Independent researcher · formal methods and systems

Small, machine-checked abstractions for AI reliability, tied to real runtimes.

Most of my work is a rulebook proved in Lean 4 and a thin engineering layer that makes the proof matter in production: conformance tests, receipts, demos, and honest non-claims. Formal methods with deployment instincts. The recurring question is the same one every time, do these observations carry enough to justify this claim?

Verified agent boundaries

Seal

A verified mediation layer for agent tool use over MCP. A default-deny gate whose non-bypass is proved in Lean, so an agent can read and reason but every protected effect is forced through an exact, recorded, checkable approval boundary. It emits replayable decision receipts, not vibes. It enforces authorization at the effect boundary; it does not claim to read intent.

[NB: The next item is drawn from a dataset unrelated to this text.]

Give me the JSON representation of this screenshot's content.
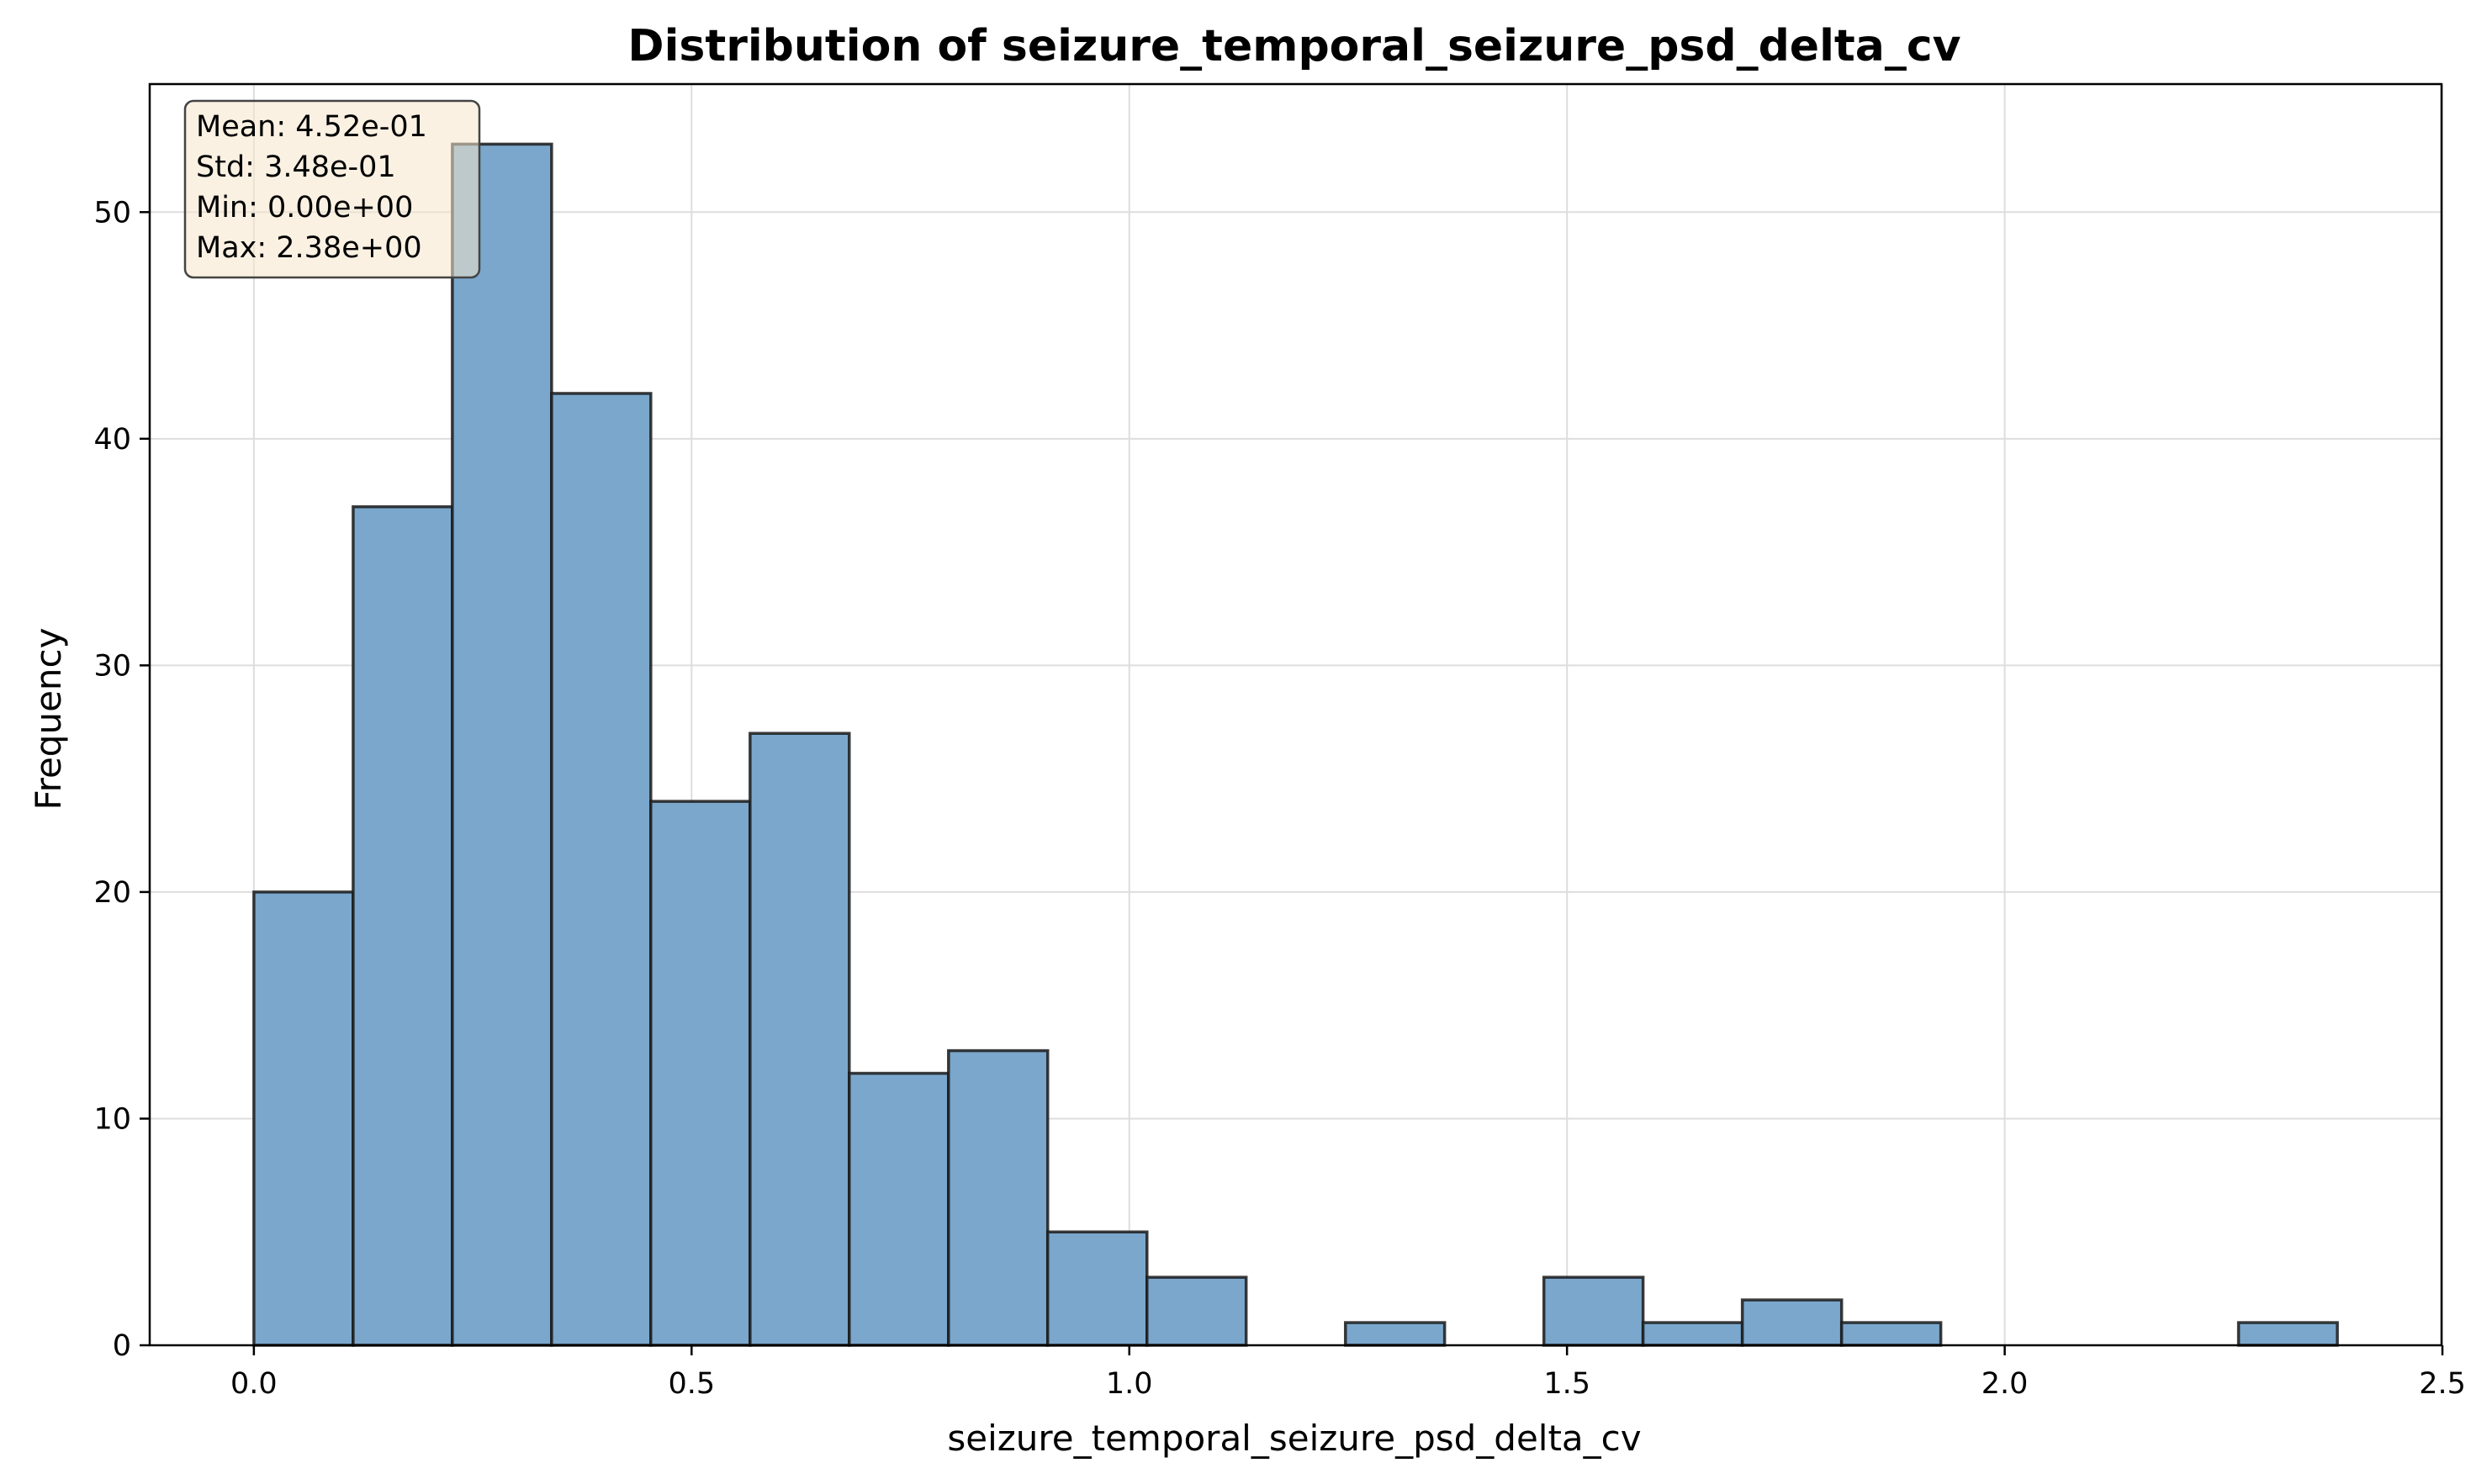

Machine-checked expressivity

attention-lean · hard-attention head complexity

A Lean 4 / Mathlib formalisation of what a single-layer hard-attention model can compute over Boolean cubes. Single-head outputs are exactly decision lists; head-count lower bounds become witness-number lower bounds. Headline: k(maj₅) = 4 exactly, majority-of-five provably needs four attention heads, one above its certificate complexity of three, the first proven gap of its kind. Kernel-clean on {propext, Classical.choice, Quot.sound}, no sorry, no native_decide in the structural proofs.

Verified distributed systems

SafeMesh · convergence under partition

A verified, embeddable, eventually-consistent distributed event log. Machine-checked strong eventual consistency and convergence under drop, duplication, and reorder, so anything built on top gets convergence for free. Aimed at load-bearing-integrity work over dirty networks: cold-chain, custody, offline-first sync.

The Lean corpus

One auditable claim, not one grand library

A family of small Lean 4 developments, each narrowing a load-bearing claim in optimisation, dynamics, consensus, or learning to a theorem the kernel will actually check, with its axiom footprint left visible and its non-claims named. Gradient descent, Kuramoto synchronisation, CRDT convergence, LTL enforcement, PAC bounds, and more, indexed in one place.